Is it possible for someone to be too nice? I think so because my wife is a [naive] angel.
Yes, I am architect. Licensed and everything. Own my own firm. Have clients who pay. I bill for billable hours. Sometimes bill for unbillable hours (just kidding). Design pretty things. Am hugely underappreciated (aren't we all?) Occasionally get yelled at. Occasionally design things that get built and make it all worth it.
But I'm not going to tell you who I am.
Why? Because professional ethics prevent me from talking about my clients and their projects in any specificity without their expressed consent. So... I'm doing the next best thing -- I'm going undercover.

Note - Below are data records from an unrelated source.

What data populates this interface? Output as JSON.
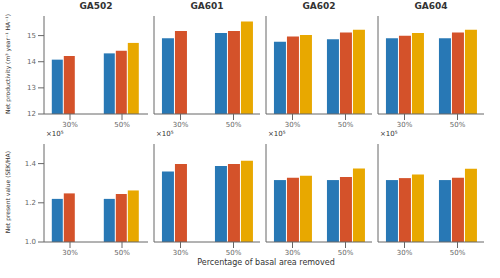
{
  "xlabel": "Percentage of basal area removed",
  "chart_data": [
    {
      "type": "bar",
      "title": "GA502",
      "ylabel": "Net productivity (m³ year⁻¹ HA⁻¹)",
      "categories": [
        "30%",
        "50%"
      ],
      "series": [
        {
          "color": "#2878b5",
          "values": [
            14.08,
            14.32
          ]
        },
        {
          "color": "#d4522a",
          "values": [
            14.22,
            14.42
          ]
        },
        {
          "color": "#e8a800",
          "values": [
            null,
            14.72
          ]
        }
      ],
      "ylim": [
        12.0,
        15.75
      ],
      "yticks": [
        12,
        13,
        14,
        15
      ],
      "grid": false
    },
    {
      "type": "bar",
      "title": "GA601",
      "categories": [
        "30%",
        "50%"
      ],
      "series": [
        {
          "color": "#2878b5",
          "values": [
            14.9,
            15.1
          ]
        },
        {
          "color": "#d4522a",
          "values": [
            15.18,
            15.18
          ]
        },
        {
          "color": "#e8a800",
          "values": [
            null,
            15.54
          ]
        }
      ],
      "ylim": [
        12.0,
        15.75
      ],
      "yticks": [
        12,
        13,
        14,
        15
      ],
      "grid": false,
      "tick_labels": "x"
    },
    {
      "type": "bar",
      "title": "GA602",
      "categories": [
        "30%",
        "50%"
      ],
      "series": [
        {
          "color": "#2878b5",
          "values": [
            14.76,
            14.86
          ]
        },
        {
          "color": "#d4522a",
          "values": [
            14.97,
            15.12
          ]
        },
        {
          "color": "#e8a800",
          "values": [
            15.02,
            15.22
          ]
        }
      ],
      "ylim": [
        12.0,
        15.75
      ],
      "yticks": [
        12,
        13,
        14,
        15
      ],
      "grid": false,
      "tick_labels": "x"
    },
    {
      "type": "bar",
      "title": "GA604",
      "categories": [
        "30%",
        "50%"
      ],
      "series": [
        {
          "color": "#2878b5",
          "values": [
            14.9,
            14.9
          ]
        },
        {
          "color": "#d4522a",
          "values": [
            14.99,
            15.12
          ]
        },
        {
          "color": "#e8a800",
          "values": [
            15.1,
            15.22
          ]
        }
      ],
      "ylim": [
        12.0,
        15.75
      ],
      "yticks": [
        12,
        13,
        14,
        15
      ],
      "grid": false,
      "tick_labels": "x"
    },
    {
      "type": "bar",
      "annotation": "×10⁵",
      "ylabel": "Net present value (SEK/HA)",
      "categories": [
        "30%",
        "50%"
      ],
      "series": [
        {
          "color": "#2878b5",
          "values": [
            1.22,
            1.22
          ]
        },
        {
          "color": "#d4522a",
          "values": [
            1.248,
            1.245
          ]
        },
        {
          "color": "#e8a800",
          "values": [
            null,
            1.263
          ]
        }
      ],
      "ylim": [
        1.0,
        1.5
      ],
      "yticks": [
        {
          "value": 1.0,
          "label": "1.0"
        },
        {
          "value": 1.2,
          "label": "1.2"
        },
        {
          "value": 1.4,
          "label": "1.4"
        }
      ],
      "grid": false
    },
    {
      "type": "bar",
      "annotation": "×10⁵",
      "categories": [
        "30%",
        "50%"
      ],
      "series": [
        {
          "color": "#2878b5",
          "values": [
            1.36,
            1.388
          ]
        },
        {
          "color": "#d4522a",
          "values": [
            1.398,
            1.398
          ]
        },
        {
          "color": "#e8a800",
          "values": [
            null,
            1.415
          ]
        }
      ],
      "ylim": [
        1.0,
        1.5
      ],
      "yticks": [
        {
          "value": 1.0,
          "label": "1.0"
        },
        {
          "value": 1.2,
          "label": "1.2"
        },
        {
          "value": 1.4,
          "label": "1.4"
        }
      ],
      "grid": false,
      "tick_labels": "x"
    },
    {
      "type": "bar",
      "annotation": "×10⁵",
      "categories": [
        "30%",
        "50%"
      ],
      "series": [
        {
          "color": "#2878b5",
          "values": [
            1.316,
            1.316
          ]
        },
        {
          "color": "#d4522a",
          "values": [
            1.328,
            1.332
          ]
        },
        {
          "color": "#e8a800",
          "values": [
            1.338,
            1.375
          ]
        }
      ],
      "ylim": [
        1.0,
        1.5
      ],
      "yticks": [
        {
          "value": 1.0,
          "label": "1.0"
        },
        {
          "value": 1.2,
          "label": "1.2"
        },
        {
          "value": 1.4,
          "label": "1.4"
        }
      ],
      "grid": false,
      "tick_labels": "x"
    },
    {
      "type": "bar",
      "annotation": "×10⁵",
      "categories": [
        "30%",
        "50%"
      ],
      "series": [
        {
          "color": "#2878b5",
          "values": [
            1.316,
            1.316
          ]
        },
        {
          "color": "#d4522a",
          "values": [
            1.326,
            1.328
          ]
        },
        {
          "color": "#e8a800",
          "values": [
            1.344,
            1.374
          ]
        }
      ],
      "ylim": [
        1.0,
        1.5
      ],
      "yticks": [
        {
          "value": 1.0,
          "label": "1.0"
        },
        {
          "value": 1.2,
          "label": "1.2"
        },
        {
          "value": 1.4,
          "label": "1.4"
        }
      ],
      "grid": false,
      "tick_labels": "x"
    }
  ]
}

Why? Because there's just too much to tell. Not metaphorical or unethical dirt, mind you, since I and my clients (for the most part) are deeply ethical and respectable people. Well, there is that one client...
No, for me, an architect, to open up and feel unbound by proprieties and politesse, I crave and require anonimity.

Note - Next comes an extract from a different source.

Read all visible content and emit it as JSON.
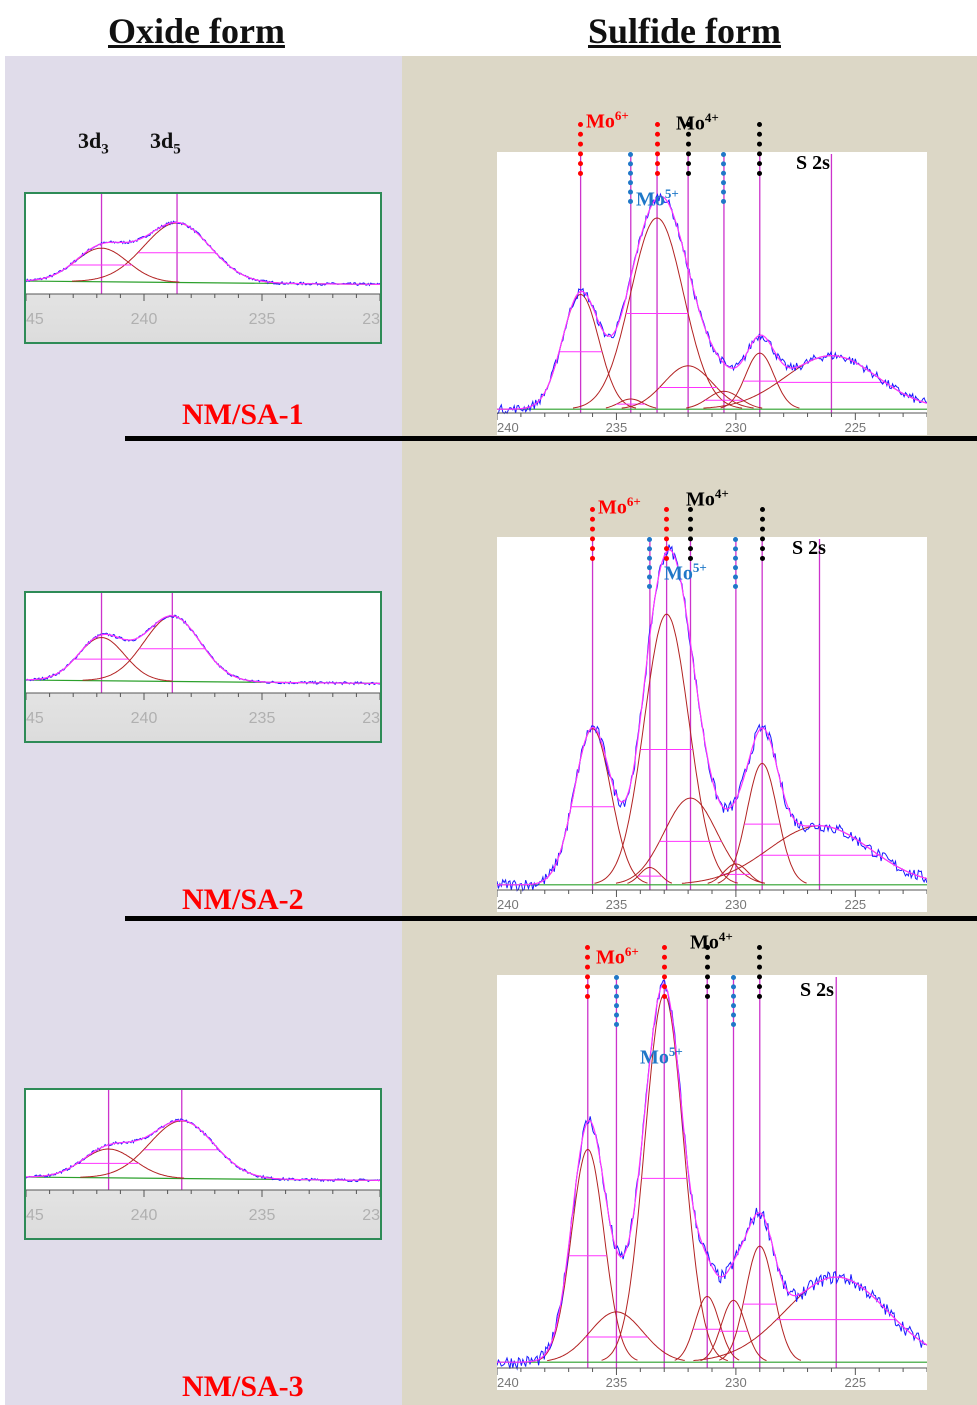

Okay, now that I've finished struttin' and flourishin' for y'all, I would like to tell you a bit about myself... without revealing so many specific details that friends and associates might figure out it's me.
Unlike nearly every other architect I know, I am a pretty good writer. Most people who know me well have suggested at one time or another that I audition as an architectural critic for one of the local or regional newspapers. I haven't done it, however, because I've been committed to doing architecture rather than writing architecture. (And never you mind that I'm writing architecture with this blog, and also never mind that doing both may in fact be possible.)

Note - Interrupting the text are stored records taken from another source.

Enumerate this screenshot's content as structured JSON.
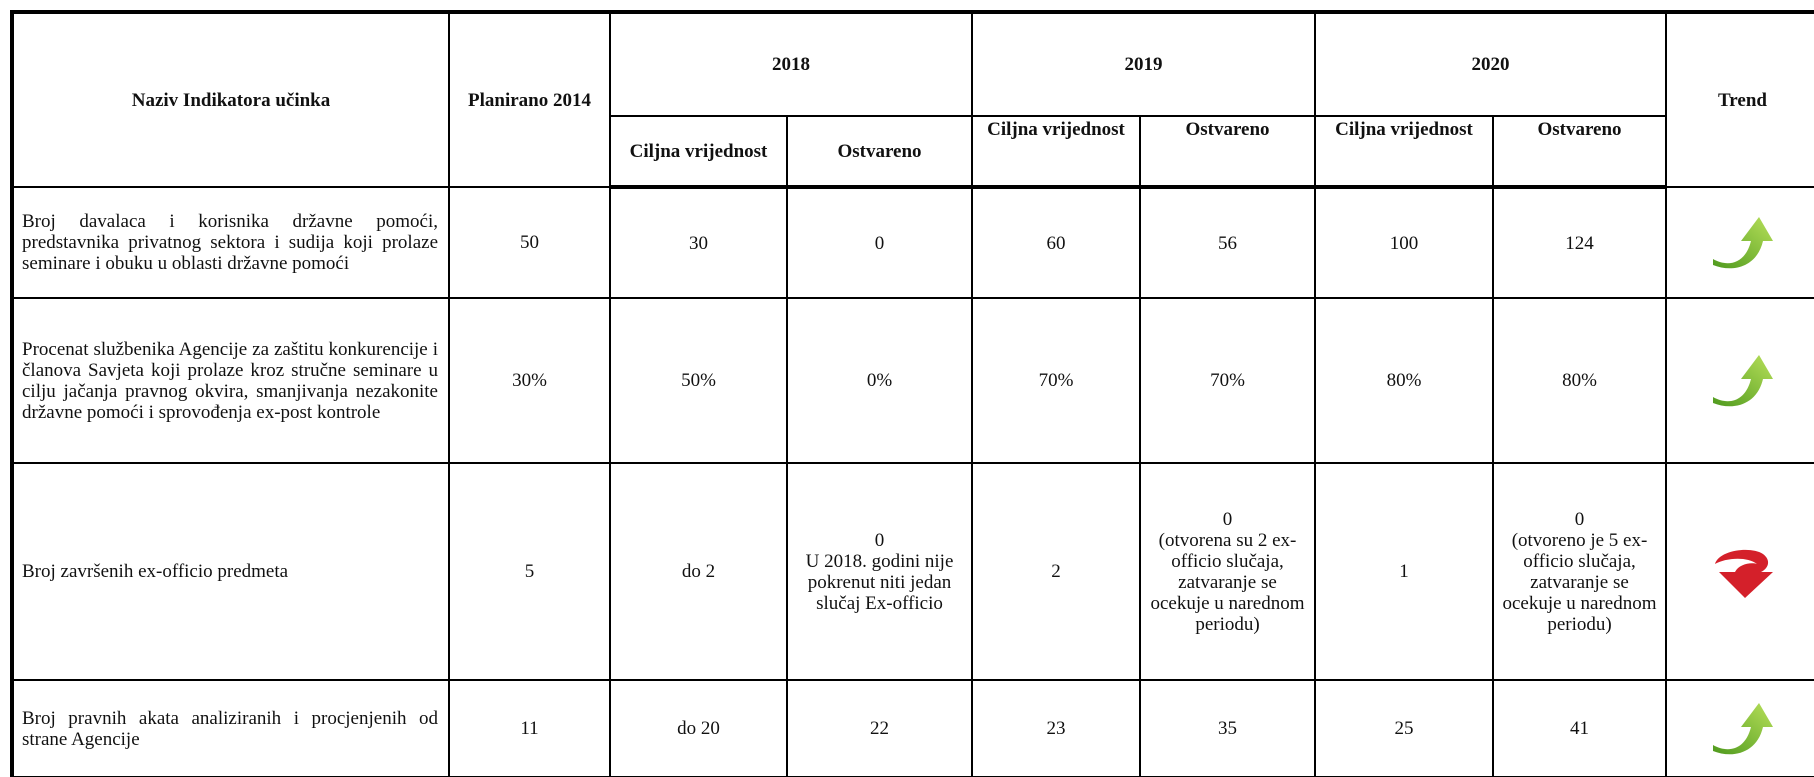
{
  "header": {
    "indicator": "Naziv Indikatora učinka",
    "planned": "Planirano 2014",
    "years": [
      "2018",
      "2019",
      "2020"
    ],
    "target": "Ciljna vrijednost",
    "achieved": "Ostvareno",
    "trend": "Trend"
  },
  "table": {
    "rows": [
      [
        "Broj davalaca i korisnika državne pomoći, predstavnika privatnog sektora i sudija koji prolaze seminare i obuku u oblasti državne pomoći",
        "50",
        "30",
        "0",
        "60",
        "56",
        "100",
        "124"
      ],
      [
        "Procenat službenika Agencije za zaštitu konkurencije i članova Savjeta koji prolaze kroz stručne seminare u cilju  jačanja pravnog okvira, smanjivanja nezakonite državne pomoći i sprovođenja ex-post kontrole",
        "30%",
        "50%",
        "0%",
        "70%",
        "70%",
        "80%",
        "80%"
      ],
      [
        "Broj završenih ex-officio predmeta",
        "5",
        "do 2",
        "0\nU 2018. godini nije pokrenut niti jedan slučaj Ex-officio",
        "2",
        "0\n(otvorena su 2 ex-officio slučaja, zatvaranje se ocekuje u narednom periodu)",
        "1",
        "0\n(otvoreno je 5 ex-officio slučaja, zatvaranje se ocekuje u narednom periodu)"
      ],
      [
        "Broj pravnih akata analiziranih i procjenjenih od strane Agencije",
        "11",
        "do 20",
        "22",
        "23",
        "35",
        "25",
        "41"
      ]
    ]
  }
}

I graduated nearly two decades ago from one of the finer architecture schools in the western U.S., and have been practicing my craft ever since.
I've owned and managed my own firm now for over three years, and I just might actually make some money this year. At least that's the theory and prayer (truer than I want to admit).
I've designed churches and houses, huge sports arenas and school gymnasium additions, hospitals and outpatient clinics, sprawling office buildings and $10,000 kitchen remodels, greenhouse complexes and toxic waste disposal facilities.
My favorite projects? Churches and houses. My favorite clients? Those who pay on time... and don't yell at me if I screw up.
Finally, I'm married with three sons and I live in a western state (of mind). That's it. Everything else will have to be inferred from future posts. (Inferred? Did I use that word correctly? Who cares? I'm an architect. It's a wonder that I can even spell!)
I hope that I make this interesting for my readers. I think I mentioned earlier that I have a lot of stories to tell. Let's remain hopeful that I succeed. If not, then it should still be good therapy.
I try to work as little as possible, but when I do, I bill at $75 an hour. I'm worth more, but illegal immigrants are holding down wages. And yeah, that's a picture of me... only I'm taller and younger. You want to believe me, don't you?